Communication and document flows should be designed with fraud in mind instead of bolting on controls after the fact
Business Email Compromise (BEC) has become one of South Africa’s fastest-growing cyber-fraud risks, with more than seven million phishing attempts logged locally in 2023 alone.
According to PwC’s 2024 Digital Trust Insights survey, 38% of South-African executives rank Business Email Compromise among their top three cyber threats, well above ransomware. Often, a major vulnerability is the way high-value transactions still rely on unprotected email threads, loose identity checks and manual document hand-offs. “BEC thrives on workflow weakness. Until organisations think about communication and signing journeys with fraud in mind, criminals will keep finding a way in,” explains Bobby Stewart, Product Owner at leading digital transformation partner, e4.
Property and legal transactions are prime targets for BEC attacks because they move large sums, involve multiple parties and depend on trust. Just one example is a case where a homeowner believed he was applying for additional financing but unwittingly signed bond-cancellation papers instead. “That sort of attack has nothing to do with firewalls and strong passwords. It happens when identity isn’t verified and signed documents are sent back and forth via email,” notes Stewart.
Traditional controls like antivirus, email security protocols and staff awareness training are still important and necessary, but they often sit outside the flow of work. Interpol’s 2024 African Cyber-Threat Assessment report warns that BEC combines social-engineering finesse with just enough tech to slip through front-line filters. By the time a homeowner notices fraudulent bank details or a conveyancer double-checks a PDF attachment, the funds may have already moved. “Standard email was never designed for multi-million-rand authorisations,” adds Stewart.
Building the right controls into everyday tasks
A modern, fraud-resistant workflow starts long before a payment instruction is sent. Best practice should be to bring all parties involved in high-value transactions, such as banks, attorneys and buyers in property transactions, into a closed, authenticated space where they can register securely, share documents through end-to-end encryption, and track progress in real-time. Each message, file and banking detail is stored in an immutable archive, while milestone alerts show exactly when a deed pack is uploaded, a signature applied or funds released. “When those safeguards are baked into the way people communicate most of the BEC entry points are taken care of,” says Stewart, adding that e4’s CommunicationHub was architected around these very principles.

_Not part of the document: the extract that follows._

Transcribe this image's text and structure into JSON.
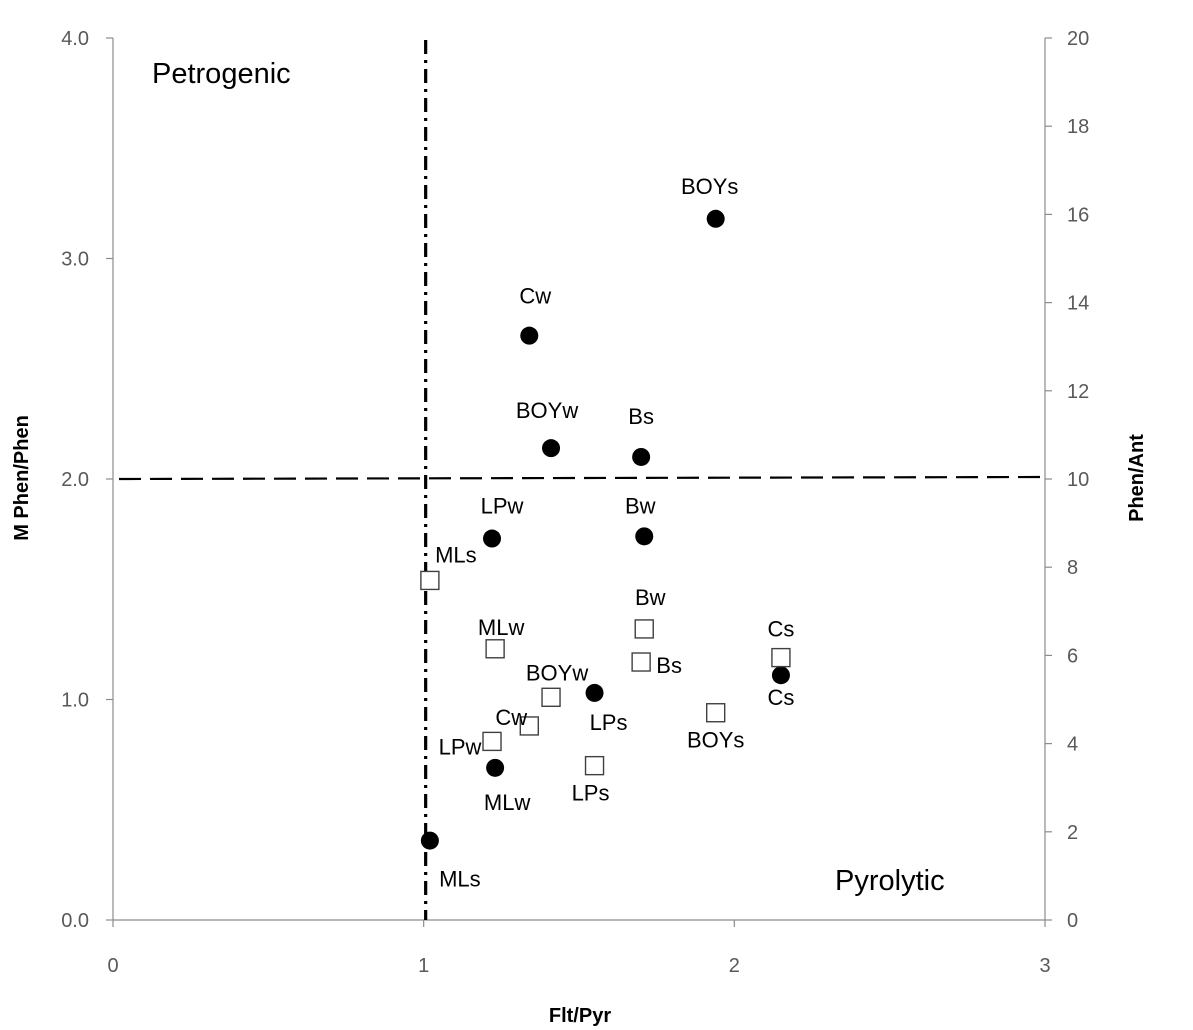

Replacing email chains with controlled links helps block impersonation attempts. It also automates tedious manual checks. “There’s no need for anyone to stitch up email threads and every party on the transaction enjoys greater transparency and peace of mind. A secure communication hub means organisations and their customers can move sensitive information and documents off insecure channels and into a controlled environment,” says Stewart.
Since BEC losses show no signs of slowing, Stewart says organisations should rethink how to secure their communication and workflows. Start by mapping every step of a high-value transaction, from identity capture, document generation, signing, hand-off, and ask which of those steps still relies on inbox trust. Then redesign the flow so authenticated platforms move the data. That is how you turn a soft target into a hard one.”